Benchmarks and reliable DFT results for spin-crossover complexes

TL;DR

This paper evaluates the accuracy of various computational methods for spin-crossover complexes, demonstrating that density-corrected DFT with Hartree-Fock densities offers reliable results and benchmarks for these challenging systems.

Contribution

It introduces the use of all-electron fixed-node diffusion Monte Carlo and density-corrected DFT with Hartree-Fock densities as accurate benchmarks for spin-crossover complexes.

Findings

All-electron diffusion Monte Carlo provides converged benchmarks.

HF-DFT significantly improves accuracy over standard DFT.

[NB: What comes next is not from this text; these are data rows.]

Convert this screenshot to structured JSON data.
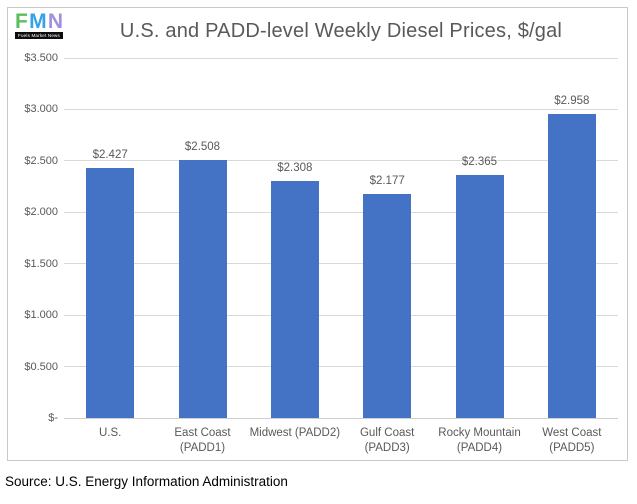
{
  "logo": {
    "letters": [
      {
        "char": "F",
        "color": "#5cbe5c"
      },
      {
        "char": "M",
        "color": "#35a2e3"
      },
      {
        "char": "N",
        "color": "#a18fdf"
      }
    ],
    "tagline": "Fuels Market News"
  },
  "source": "Source: U.S. Energy Information Administration",
  "colors": {
    "bar": "#4472C4",
    "gridline": "#D9D9D9",
    "axis_text": "#595959",
    "title_text": "#595959",
    "frame_border": "#C9C9C9",
    "source_text": "#000000"
  },
  "chart_data": {
    "type": "bar",
    "title": "U.S. and PADD-level Weekly Diesel Prices, $/gal",
    "categories": [
      "U.S.",
      "East Coast (PADD1)",
      "Midwest (PADD2)",
      "Gulf Coast (PADD3)",
      "Rocky Mountain (PADD4)",
      "West Coast (PADD5)"
    ],
    "category_lines": [
      [
        "U.S."
      ],
      [
        "East Coast",
        "(PADD1)"
      ],
      [
        "Midwest (PADD2)"
      ],
      [
        "Gulf Coast",
        "(PADD3)"
      ],
      [
        "Rocky Mountain",
        "(PADD4)"
      ],
      [
        "West Coast",
        "(PADD5)"
      ]
    ],
    "values": [
      2.427,
      2.508,
      2.308,
      2.177,
      2.365,
      2.958
    ],
    "data_labels": [
      "$2.427",
      "$2.508",
      "$2.308",
      "$2.177",
      "$2.365",
      "$2.958"
    ],
    "y_ticks": [
      {
        "value": 3.5,
        "label": "$3.500"
      },
      {
        "value": 3.0,
        "label": "$3.000"
      },
      {
        "value": 2.5,
        "label": "$2.500"
      },
      {
        "value": 2.0,
        "label": "$2.000"
      },
      {
        "value": 1.5,
        "label": "$1.500"
      },
      {
        "value": 1.0,
        "label": "$1.000"
      },
      {
        "value": 0.5,
        "label": "$0.500"
      },
      {
        "value": 0.0,
        "label": "$-"
      }
    ],
    "ylim": [
      0,
      3.5
    ],
    "xlabel": "",
    "ylabel": "",
    "grid": "horizontal",
    "legend": "none",
    "bar_color": "#4472C4"
  }
}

HF-DFT eliminates the parameter-dilemma in spin-crossover calculations.

Abstract

DFT is used throughout nanoscience, especially when modeling spin-dependent properties that are important in spintronics. But standard quantum chemical methods (both CCSD(T) and self-consistent semilocal density functional calculations) fail badly for the spin adiabatic energy difference in Fe(II) spin-crossover complexes. We show that all-electron fixed-node diffusion Monte Carlo can be converged at significant computational cost, and that the B3LYP single-determinant has sufficiently accurate nodes, providing benchmarks for these systems. We also find that density-corrected DFT, using Hartree-Fock densities (HF-DFT), greatly improves accuracy and reduces dependence on approximations for these calculations. The small gap in the self-consistent DFT calculations for the high-spin state is consistent with this. For the spin adiabatic energy differences in these complexes, HF-DFT is both accurate and reliable, and we make a strong prediction for the Fe-Porphyrin complex. The "parameter-dilemma" of needing different amounts of mixing for different properties is eliminated by HF-DFT.